The CityLynx Gold Line, located at the intersection of East Trade Street and Brevard Street, is a streetcar line that connects to Central Piedmont Community College and Novant Health Presbyterian Medical Center. It operates everyday with a 15-minute frequency (20-minute after 7:00pm). Access to the streetcar is by two island platforms, one facing westbound and another facing eastbound.

The Lynx Blue Line, located on an elevated platform above East Trade Street, is a light rail line that connects to South End and several park and ride lots along South Boulevard. It operates everyday with 10 to 30-minute frequency, depending on time of day. Access to the Blue Line station is by stairs or elevator from inside the CTC and then by outdoor walkway along the light rail tracks. The station is covered by a roof made of synthetic materials and supported by curved steel; side platforms, which sit on either side of the tracks, are used to access the trains. The CTC Blue Line station is signed as "CTC/Arena," reflecting that it is also the main stop for the Spectrum Center, accessible via two walkways.

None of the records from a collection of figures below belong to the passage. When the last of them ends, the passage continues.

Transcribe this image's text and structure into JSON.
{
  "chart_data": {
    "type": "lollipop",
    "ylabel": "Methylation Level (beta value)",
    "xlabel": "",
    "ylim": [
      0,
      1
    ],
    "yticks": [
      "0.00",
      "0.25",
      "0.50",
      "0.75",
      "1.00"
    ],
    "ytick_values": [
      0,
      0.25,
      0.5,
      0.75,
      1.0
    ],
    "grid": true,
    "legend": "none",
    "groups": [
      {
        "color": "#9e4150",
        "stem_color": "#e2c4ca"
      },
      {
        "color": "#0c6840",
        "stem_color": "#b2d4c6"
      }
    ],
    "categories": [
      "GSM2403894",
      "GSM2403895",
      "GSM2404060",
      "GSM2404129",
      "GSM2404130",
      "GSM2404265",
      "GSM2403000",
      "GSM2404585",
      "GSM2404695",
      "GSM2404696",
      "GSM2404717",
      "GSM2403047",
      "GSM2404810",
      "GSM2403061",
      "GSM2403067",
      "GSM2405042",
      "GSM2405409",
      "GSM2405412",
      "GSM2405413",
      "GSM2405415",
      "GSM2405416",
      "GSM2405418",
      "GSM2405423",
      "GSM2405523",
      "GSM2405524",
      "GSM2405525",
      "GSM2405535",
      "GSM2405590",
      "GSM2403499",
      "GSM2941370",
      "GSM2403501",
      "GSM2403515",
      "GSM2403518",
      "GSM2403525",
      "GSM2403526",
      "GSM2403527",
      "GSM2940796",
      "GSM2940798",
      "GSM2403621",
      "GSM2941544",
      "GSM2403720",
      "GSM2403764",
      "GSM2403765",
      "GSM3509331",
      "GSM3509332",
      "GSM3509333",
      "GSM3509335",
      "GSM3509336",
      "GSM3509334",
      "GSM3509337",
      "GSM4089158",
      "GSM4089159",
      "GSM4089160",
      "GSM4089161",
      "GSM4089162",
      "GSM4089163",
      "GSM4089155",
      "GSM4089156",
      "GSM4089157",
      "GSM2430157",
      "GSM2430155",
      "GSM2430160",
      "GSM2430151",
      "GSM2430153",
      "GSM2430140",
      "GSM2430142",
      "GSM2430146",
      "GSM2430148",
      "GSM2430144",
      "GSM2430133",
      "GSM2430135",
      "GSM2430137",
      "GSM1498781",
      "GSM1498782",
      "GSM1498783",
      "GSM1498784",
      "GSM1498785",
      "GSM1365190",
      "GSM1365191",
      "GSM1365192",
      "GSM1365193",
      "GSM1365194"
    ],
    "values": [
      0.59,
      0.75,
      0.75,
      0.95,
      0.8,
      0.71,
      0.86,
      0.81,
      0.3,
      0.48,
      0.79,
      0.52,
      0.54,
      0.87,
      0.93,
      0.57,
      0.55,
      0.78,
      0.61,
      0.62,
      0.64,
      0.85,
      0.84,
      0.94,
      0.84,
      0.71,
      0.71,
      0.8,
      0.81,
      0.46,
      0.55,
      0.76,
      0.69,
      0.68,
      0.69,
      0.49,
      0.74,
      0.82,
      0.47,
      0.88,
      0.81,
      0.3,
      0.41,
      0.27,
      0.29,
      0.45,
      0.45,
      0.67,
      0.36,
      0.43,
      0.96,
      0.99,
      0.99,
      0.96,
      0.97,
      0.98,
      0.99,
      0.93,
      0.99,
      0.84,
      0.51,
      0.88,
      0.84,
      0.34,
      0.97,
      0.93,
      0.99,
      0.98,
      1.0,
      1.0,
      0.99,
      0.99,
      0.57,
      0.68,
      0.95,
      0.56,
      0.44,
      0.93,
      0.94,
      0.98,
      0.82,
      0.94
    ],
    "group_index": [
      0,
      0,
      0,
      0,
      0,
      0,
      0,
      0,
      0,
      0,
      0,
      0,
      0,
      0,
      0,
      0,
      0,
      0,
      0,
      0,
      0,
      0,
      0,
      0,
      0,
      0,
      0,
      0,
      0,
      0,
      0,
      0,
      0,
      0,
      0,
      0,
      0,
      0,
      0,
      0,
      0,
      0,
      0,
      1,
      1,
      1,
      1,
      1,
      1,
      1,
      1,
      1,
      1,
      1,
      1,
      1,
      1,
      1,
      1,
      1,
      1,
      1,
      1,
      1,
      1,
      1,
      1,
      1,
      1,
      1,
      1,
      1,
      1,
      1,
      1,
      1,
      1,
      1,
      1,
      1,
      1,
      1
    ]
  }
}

Connection to the Amtrak Charlotte station, located 2 mi from CTC, is via CATS Bus 11 (North Tryon). Connection to the Greyhound bus station, located at the future Gateway Station and 0.6 mi from CTC, is via the CityLynx Gold Line or on foot along Trade Street.

==Station layout==
As an intermodal transit station, the main facility is the open-air bus depot with 22 bus stands, using letters B-V and X, and the CityLynx Gold Line along Trade Street; connecting through a mezzanine level is the Lynx Blue Line and rail trail.

===Amenities===
The CTC is open from 4:50am till 1:30am daily. The facility includes the following restaurants and shops: Bojangles', Burger King, China Shuttle, Cricket Wireless, Lil' Orbits, Plaza Sundries and Subway. In the center of the CTC is CATS Customer Service, which includes lost and found, pass sales, transit IDs and information. Public restrooms are also available on site. For safety, the Charlotte-Mecklenburg Police Department has an expeditor unit on site.

===Public art===
As part of the CATS Art in Transit program, the CTC features several pieces intended to provide a better overall aesthetic for the station. The works include bas-reliefs entitled Gingko by Alice Adams, drinking fountain basins designed to look like dogwoods, the North Carolina state flower, by Nancy Blum, the Trade Street bridge supports entitled Bobbins pays hommage to Charlotte's textile industry was created by Andrew Leicester, Bobbins and track fencing featuring cottonwood leaves by Shaun Cassidy.